Węgry: urzędnicy przejdą 200 kilometrów. Z powodu ubóstwa
Marsz, którego uczestnicy wywodzą się z opozycyjnej partii socjalistycznej (MSZP), rozpoczął się w Miszkolcu, trzecim co do wielkości mieście Węgier, które było zagłębiem przemysłowym w czasach komunistycznych. Pomimo temperatury poniżej minus 20 stopni Celsjusza uczestnicy marszu chcą dotrzeć do Budapesztu 13 lutego, aby zaprotestować przed parlamentem, który tego dnia rozpocznie sesję po zimowej przerwie.

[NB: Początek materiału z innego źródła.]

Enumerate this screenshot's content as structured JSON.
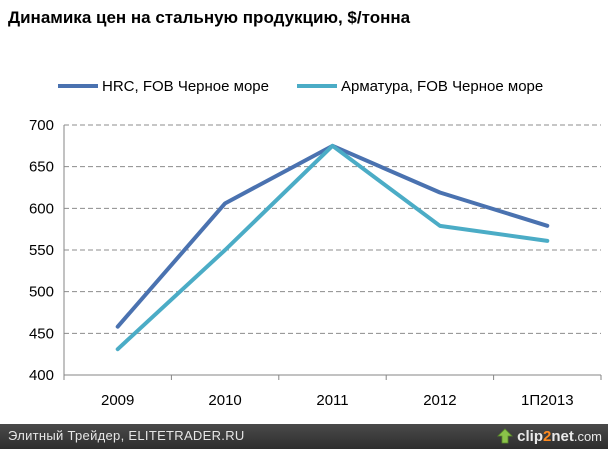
{
  "title": "Динамика цен на стальную продукцию, $/тонна",
  "footer": {
    "credit": "Элитный Трейдер, ELITETRADER.RU",
    "logo_part1": "clip",
    "logo_part2": "2",
    "logo_part3": "net",
    "logo_part4": ".com"
  },
  "colors": {
    "hrc": "#4a72b0",
    "rebar": "#4bacc6",
    "grid": "#8c8c8c",
    "axis": "#868686"
  },
  "chart_data": {
    "type": "line",
    "categories": [
      "2009",
      "2010",
      "2011",
      "2012",
      "1П2013"
    ],
    "series": [
      {
        "name": "HRC, FOB Черное море",
        "values": [
          458,
          606,
          675,
          619,
          579
        ]
      },
      {
        "name": "Арматура, FOB Черное море",
        "values": [
          431,
          550,
          675,
          579,
          561
        ]
      }
    ],
    "ylim": [
      400,
      700
    ],
    "yticks": [
      400,
      450,
      500,
      550,
      600,
      650,
      700
    ],
    "grid": true,
    "legend": "top"
  }
}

Mieszkańcu komitatu Borsod, którego stolicą jest Miszkolc, domagają się trzech rzeczy: "chleba, pracy i godziwych zarobków". Bezrobocie w tym regionie - 22,5 procent - jest najwyższe w całym kraju. Dochodzi tam też do najczęstszych napięć pomiędzy ludnością węgierską a mniejszością romską. - Demonstranci mają przerwę w południe na ciepły posiłek w szkolnej stołówce. Będą spać w szkołach bądź siedzibach MSZP, w żadnym wypadku w hotelu - zapewnił jeden z organizatorów marszu ze strony partii socjalistycznej Andras Lukacs. Wśród uczestników wiecu jest socjalistyczny wiceprzewodniczący parlamentu Istvan Ujhelyi.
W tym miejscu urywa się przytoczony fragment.